Simulated and experimental results of the radiation gain and efficiency as a function of frequency of the reference, SIW-loaded, and SIW-loaded MTM (CRLH) antenna arrays.

The set-up to measure the far-field radiation patterns of the SIW-loaded MTM antenna arrays is shown in Fig. 16. In transmit mode we used a 2-way power splitter in conjunction with two 3-way power splitters. It was necessary to ensure the lengths were such that the phase at the antenna terminals were identical. This arrangement was used to split equally the input sub-THz signal applied to the 2 × 3 array. Conversely, in the receive mode we used two 3-way power combiners in combination with a 2-way power combiner. This arrangement combined the received signal power from the 2 × 3 array. The output from the array in receive mode was connected to Keysight E4448A spectrum analyser. Keysight E8244A signal generator was used to produce a signal that was adjustable in the frequency range 38–40 GHz with enough power (10–20 dBm) for the mixer to generate a set of harmonics simultaneously. The 5th harmonic was used as it was in the desired frequency range of 190–200 GHz. At the receiver, the received signal is mixed with signal from Keysight E8244A with a frequency which was offset from the transmitter local oscillator, and this offset frequency (ΔFIF) determines the system harmonic number, which is used (5ΔFIF). The simulated and measured patterns of the 2 × 3 SIW-loaded MTM antenna arrays in the E- and H-planes at 190 GHz and 200 GHz are shown in Fig. 17. CST Microwave Studio was used obtain the simulation results. The measured results agree well with the simulations. The radiation pattern is stable and symmetrical within the operating band of the array. Due to the unpredictable reflection from the fixtures and measurement setup near the antenna under test, a series of small ripples can be seen in the measured results.

Figure 16
figure 16

Set-up to measure the array’s radiation patterns.

Figure 17
figure 17

Measured and simulated radiation pattern of the 2 × 3 SIW-loaded MTM antenna arrays in E-plane and H-plane at (a) 190 GHz, and (b) 200 GHz.
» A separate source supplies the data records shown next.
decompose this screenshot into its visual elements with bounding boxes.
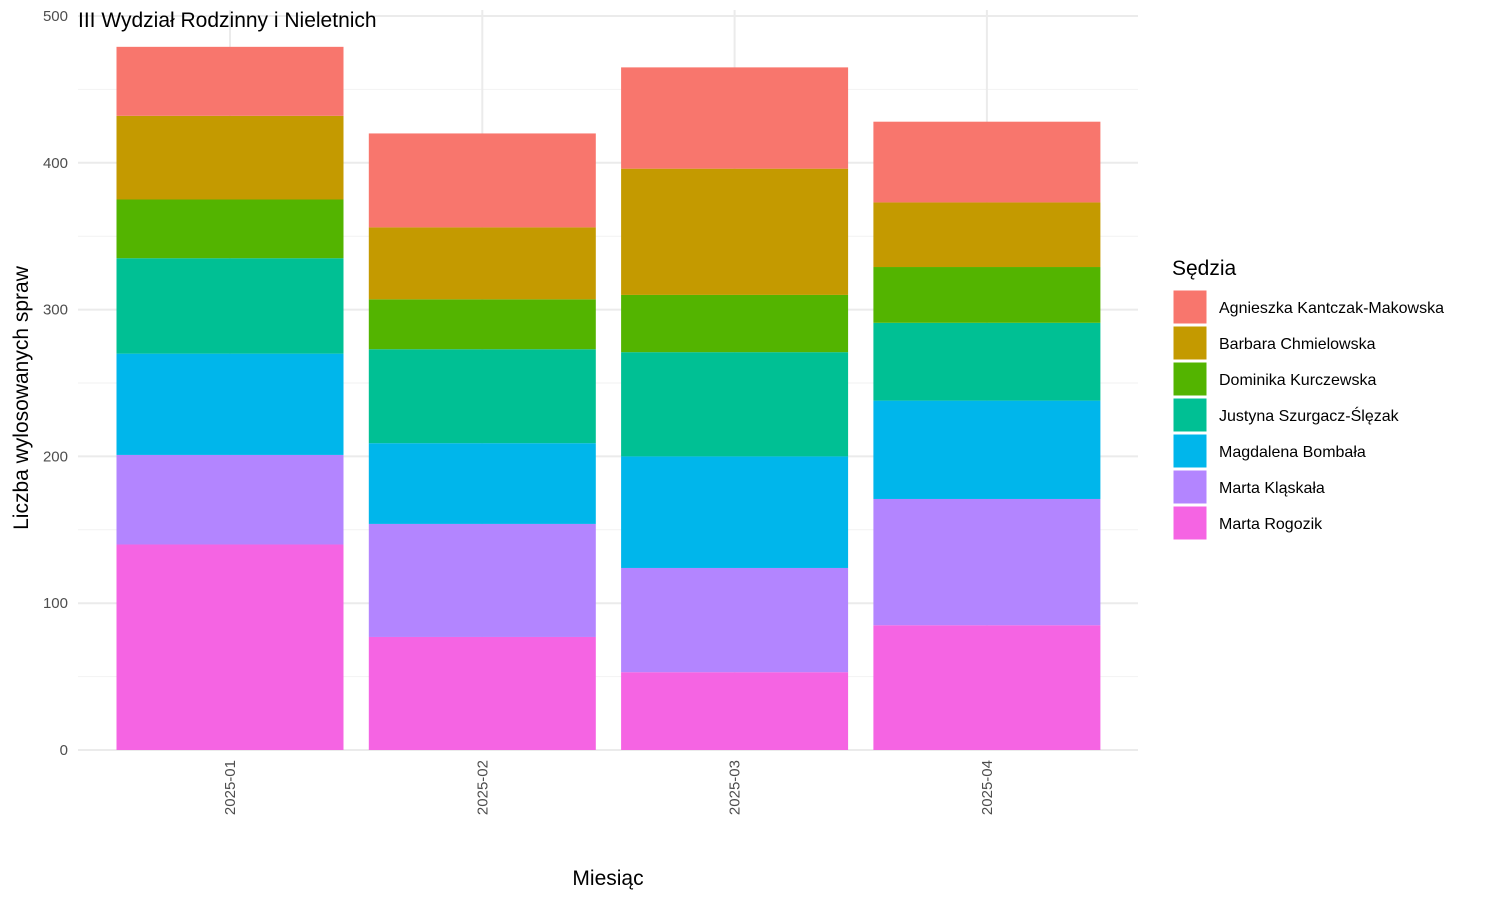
bar-segment — [116, 46, 344, 116]
bar-segment — [116, 353, 344, 455]
bar-segment — [873, 322, 1101, 401]
bar-segment — [621, 456, 849, 568]
bar-segment — [368, 133, 596, 228]
chart-title: III Wydział Rodzinny i Nieletnich — [78, 9, 377, 32]
bar-segment — [621, 672, 849, 750]
bar-segment — [116, 544, 344, 750]
bars — [116, 46, 1101, 750]
legend-key — [1172, 433, 1208, 469]
bar-segment — [873, 498, 1101, 626]
bar-segment — [873, 625, 1101, 750]
legend: Sędzia Agnieszka Kantczak-Makowska Barbar… — [1172, 257, 1444, 541]
bar-segment — [621, 352, 849, 457]
bar-segment — [368, 349, 596, 444]
x-tick-label: 2025-04 — [979, 760, 996, 815]
bar-segment — [873, 121, 1101, 203]
x-tick-label: 2025-01 — [222, 760, 239, 815]
y-tick-label: 500 — [43, 8, 68, 25]
bar-segment — [368, 523, 596, 637]
legend-key — [1172, 325, 1208, 361]
legend-key — [1172, 469, 1208, 505]
legend-key — [1172, 505, 1208, 541]
x-tick-label: 2025-02 — [474, 760, 491, 815]
bar-segment — [621, 168, 849, 295]
bar-segment — [116, 258, 344, 354]
x-axis-title: Miesiąc — [572, 867, 643, 890]
bar-segment — [116, 115, 344, 200]
legend-label: Agnieszka Kantczak-Makowska — [1219, 300, 1444, 317]
bar-segment — [368, 227, 596, 300]
y-tick-label: 200 — [43, 448, 68, 465]
legend-key — [1172, 289, 1208, 325]
y-tick-label: 100 — [43, 595, 68, 612]
bar-segment — [873, 202, 1101, 268]
legend-label: Marta Rogozik — [1219, 516, 1323, 533]
bar-segment — [621, 67, 849, 169]
legend-label: Marta Kląskała — [1219, 480, 1325, 497]
bar-segment — [621, 567, 849, 673]
legend-label: Magdalena Bombała — [1219, 444, 1366, 461]
bar-segment — [621, 294, 849, 353]
legend-title: Sędzia — [1172, 257, 1237, 280]
legend-label: Barbara Chmielowska — [1219, 336, 1376, 353]
legend-label: Dominika Kurczewska — [1219, 372, 1376, 389]
y-axis-title: Liczba wylosowanych spraw — [10, 265, 33, 530]
bar-segment — [368, 636, 596, 750]
bar-segment — [116, 454, 344, 545]
bar-segment — [368, 299, 596, 350]
legend-key — [1172, 397, 1208, 433]
legend-key — [1172, 361, 1208, 397]
legend-label: Justyna Szurgacz-Ślęzak — [1219, 406, 1400, 425]
y-tick-label: 400 — [43, 155, 68, 172]
y-tick-label: 300 — [43, 302, 68, 319]
bar-segment — [873, 400, 1101, 499]
x-axis-ticks: 2025-01 2025-02 2025-03 2025-04 — [222, 760, 996, 815]
y-tick-label: 0 — [60, 742, 68, 759]
bar-segment — [873, 267, 1101, 323]
x-tick-label: 2025-03 — [727, 760, 744, 815]
bar-segment — [368, 443, 596, 524]
y-axis-ticks: 0 100 200 300 400 500 — [43, 8, 68, 759]
bar-segment — [116, 199, 344, 259]
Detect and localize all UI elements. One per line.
Performance parameters of the proposed SIW-loaded MTM antenna array is compared with other recently published millimeter-wave and sub-THz antennas in Table 3. The comparison shows that the proposed antenna array has comparable gain and radiation efficiency to the cited references, which confirm the effectiveness of the proposed approach. It is less complex and cost effective to implement and realize in practice for mass production, which makes it a viable candidate for applications to sub-terahertz wireless systems.

Table 3 Salient features of the proposed SIW-loaded MTM antenna array compared with recent publications.

Conclusion

We have demonstrated the use of a Graphene-based antenna at sub-THz and the effectiveness of the proposed technique of framing each radiator with SIW. This technique is shown here to reduce surface wave propagations and suppressing near-field mutual coupling between the radiators in an array. The consequence of this is significant improvement in the array’s performance in terms of impedance matching and radiation performance which is achieved without compromising the footprint of the antenna array. Further improvement in performance was demonstrated by incorporating sub-wavelength slots in the patch radiators. The feed mechanism employed is however considered to be unfeasible for a large array, where aperture coupling would be more appropriate.